143 So. 2d 903 | Fla. Dist. Ct. App. | 1962

SMITH, Judge.

Defendant, Lovick Adams, appeals from a conviction of violation of the lottery laws. The facts are as follows:

Two officers of the Vice Squad of the Hillsborough County Sheriff’s Office proceeded to the building known as 605 Polk Street, Tampa. The officers had in their possession a search warrant. Upon arrival at the building, the officers opened the door of office number 3 in that building, whereupon the defendant, according to the testimony of the officers, while the officers were standing on the outside in the rain, said, “come in out of the rain.” The only variance to the manner of their admission was the testimony of the defendant that the officers opened the door and came in and that he invited them in after they were in the office. The door opened directly into the open courtyard of the building. The officers and the defendant engaged in “small talk” for a few minutes and during this interim, the telephone rang and the officers observed the defendant writing down num*904bers. Several other telephone calls of a similar nature followed while the officers conversed with a colored boy in the office. The officers then testified to the effect that, based upon their knowledge and experience of the operations of lotteries and from their observance of the telephone calls, the writing down of numbers on pads of paper, and from their observance of the other paraphernalia on the defendant’s desk, they then concluded that the defendant was violating the lottery laws. The officers then, for the first time, identified themselves, arrested the defendant, executed the search warrant, searched the defendant and office number 3, and seized certain items which they identified as lottery paraphernalia

On motion of the defendant, the court quashed the search warrant because the description of the premises to be searched was not substantially set forth. However, the court denied the motion of the defendant to suppress the evidence seized on the basis of a finding that the officers were invited into the premises by the defendant, where they observed that a felony was being committed in their presence; that the arrest was lawful; and, that as an incident to the arrest, the officers had the power and duty to search the defendant and to seize anything found on his possession or in his possession or control tending to show that he was guilty of a violation of the law. We affirm.
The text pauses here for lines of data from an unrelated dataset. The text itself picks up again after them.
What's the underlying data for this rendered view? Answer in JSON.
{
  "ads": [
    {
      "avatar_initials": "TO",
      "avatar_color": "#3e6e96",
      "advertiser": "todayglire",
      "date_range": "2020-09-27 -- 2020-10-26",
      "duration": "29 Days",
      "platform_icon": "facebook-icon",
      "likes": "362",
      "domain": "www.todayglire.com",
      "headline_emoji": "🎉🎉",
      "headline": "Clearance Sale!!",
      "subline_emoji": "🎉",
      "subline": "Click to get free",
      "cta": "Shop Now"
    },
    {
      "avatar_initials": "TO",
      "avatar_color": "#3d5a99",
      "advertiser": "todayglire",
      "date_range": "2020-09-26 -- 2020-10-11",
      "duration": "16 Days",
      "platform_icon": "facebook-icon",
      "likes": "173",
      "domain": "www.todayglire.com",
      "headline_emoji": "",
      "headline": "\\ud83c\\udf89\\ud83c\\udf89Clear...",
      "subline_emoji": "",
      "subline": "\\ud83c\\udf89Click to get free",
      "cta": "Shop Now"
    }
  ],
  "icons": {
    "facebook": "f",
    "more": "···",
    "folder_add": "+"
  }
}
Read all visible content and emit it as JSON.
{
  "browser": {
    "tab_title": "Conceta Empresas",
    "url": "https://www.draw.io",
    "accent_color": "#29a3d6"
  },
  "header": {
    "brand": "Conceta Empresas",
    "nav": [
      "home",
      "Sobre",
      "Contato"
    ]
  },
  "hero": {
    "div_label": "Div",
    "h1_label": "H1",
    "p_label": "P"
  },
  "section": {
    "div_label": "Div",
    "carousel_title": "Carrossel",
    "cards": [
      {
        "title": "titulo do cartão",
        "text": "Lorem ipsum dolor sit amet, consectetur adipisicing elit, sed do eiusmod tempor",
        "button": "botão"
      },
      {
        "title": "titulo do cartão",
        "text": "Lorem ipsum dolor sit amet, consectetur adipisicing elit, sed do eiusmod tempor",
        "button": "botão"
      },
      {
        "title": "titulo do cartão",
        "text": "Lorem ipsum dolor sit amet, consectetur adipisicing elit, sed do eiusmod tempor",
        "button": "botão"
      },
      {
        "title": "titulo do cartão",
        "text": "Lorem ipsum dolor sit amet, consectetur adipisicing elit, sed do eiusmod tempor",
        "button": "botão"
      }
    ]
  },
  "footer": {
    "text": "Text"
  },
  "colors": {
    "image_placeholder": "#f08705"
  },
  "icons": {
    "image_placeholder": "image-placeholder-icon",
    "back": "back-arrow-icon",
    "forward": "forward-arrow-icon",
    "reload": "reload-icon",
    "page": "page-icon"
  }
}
These officers were unknown to the defendant, and the defendant was unknown to them. At the time of their admission to the premises, they were not identified as police officers. Thus, they did not gain access to the premises under color of their office or of the law as were the facts in Dunnavant v. State, Fla.1950, 46 So.2d 871, They were admitted as private citizens. Comparison of the manner of their admission with the manner of admission of police officers as detailed in Collins v. State, Fla.App. 1962, 143 So.2d 700, points out a line of demarcation between officers gaining admission to premises without exercising their power and authority as police officers, as are the facts in this case, as distinguished from gaining admission to premises under color of their office and of the law, as were the facts in Collins v. State, supra. The fact that at the time of their entry they had in their possession a search warrant, which subsequently proved to be insufficient, was immaterial. Brown v. State, Fla.1950, 46 So.2d 479; Turner v. State, Fla. 1954, 74 So.2d 891. The officers had sufficient cause to place the defendant under arrest. Fletcher v. State, Fla. 1953, 65 So.2d 845. The subsequent search of the premises was justified as an incident to the arrest. Bozeman v. State, Fla.App. 1958, 102 So.2d 648.

Affirmed.

ALLEN, Acting C. J., and KANNER, J., concur.